The increased military push resulted in the attempted removal of the Nez Perce Indians from their reservation in what today is parts of Idaho, Oregon and Washington. Chief Joseph of the Nez Perce resisted this removal and instead fled with his entire tribe to Canada. The US Government pursued the Nez Perce for four months and over 1,00 miles. Tired and short on food the Nez Perce finally agreed to go to the reservation, but not before embarrassing the U.S. military because of their inability to track an entire tribe of people.

After the U.S. military suppressed the Apache and Navajo in the southwest by burning their villages, they were forced to go on a journey that has become known as The Long Walk. Hundreds died on this brutal journey of over 300 miles to the new reservation.

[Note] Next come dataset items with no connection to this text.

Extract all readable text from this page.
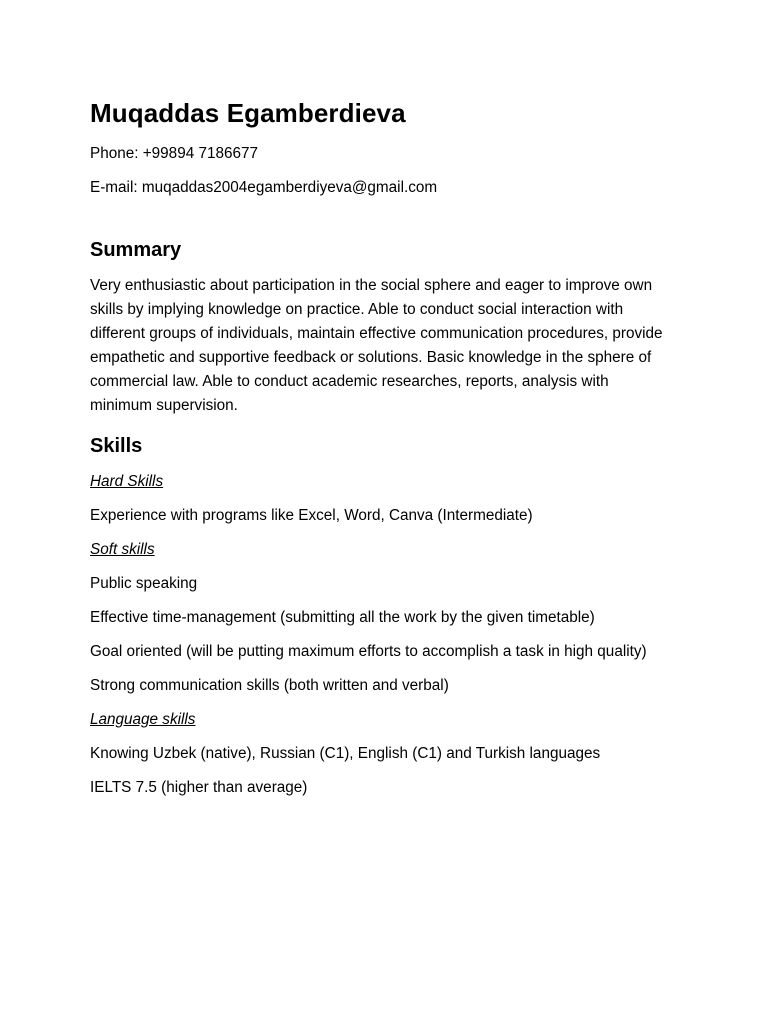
Muqaddas Egamberdieva
Phone: +99894 7186677
E-mail: muqaddas2004egamberdiyeva@gmail.com
Summary

Very enthusiastic about participation in the social sphere and eager to improve own skills by implying knowledge on practice. Able to conduct social interaction with different groups of individuals, maintain effective communication procedures, provide empathetic and supportive feedback or solutions. Basic knowledge in the sphere of commercial law. Able to conduct academic researches, reports, analysis with minimum supervision.

Skills
Hard Skills
Experience with programs like Excel, Word, Canva (Intermediate)
Soft skills
Public speaking
Effective time-management (submitting all the work by the given timetable)
Goal oriented (will be putting maximum efforts to accomplish a task in high quality)
Strong communication skills (both written and verbal)
Language skills
Knowing Uzbek (native), Russian (C1), English (C1) and Turkish languages
IELTS 7.5 (higher than average)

The last Apache tribe to surrender was lead by the fierce warrior Geronimo. Geronimo had been fighting the advancement of white settlers to his area for over 25 years. When the government attempted to relocated his tribe he and his tribe disappeared into the deserts of the southwest. Geronimo managed to elude the U.S. military for over ten years, despite being capture on several occasions only to escape each time. In 1886, Geronimo became the last Native American chief to formally surrender to the United States.

While the increased military presence in the plains played a major role in the end of the Native American resistance, the near extinction of the buffalo herds was by far the biggest factor in the end of Native American resistance.

With the buffalo being hunted by skinners to the point of extinction, the Native Americans lost their primary source of food. It was not uncommon for Native Americans to find piles of dead buffalo rotting on the prairie.

Skinners would take the hide leaving the rest behind. Later other men would poison the carcass, hoping wolves would eat it and die. Allowing them to skin the wolves as well.

This mound of buffalo skulls is a grim reminder of the near extinction of the buffalo by 1890.

The Dawes Act was an attempt by the U.S. Government to assimilate the Native Americans into American culture. The act was intended to encourage Native Americans to farm the lands of the Great Plains along side the white settlers that were coming in.

The Dawes Act divided up reservation lands into farming plots that were given to each tribe member. Another part of the Dawes Act allowed for schools to be built that would educate the Native Americans on how to become more American.

In the end, the Dawes Act did little to actually help the Native Americans. Often times the Native Americans who got the land didn’t want to be farmers and those that did often lacked the tools or the money to make the farm productive. Most native Americans ended up selling their lands to white prospectors for a fraction of the actual value.

Native American culture was disappearing now alongside their land. As a result some tribes turned to a prophet named Wovoka who taught them the prophetic powers of the Ghost Dance.

According to Wavoka, the Ghost Dance created visions of ancestors and buffalo who prophesized of a time when the white man would leave the plains and the buffalo would return.

The military guards confusing the Ghost Dance for a war dance opened fire on the Native Americans.

Over 200 Sioux men, women and children where killed in an event that came to be known as The Wounded Knee Massacre.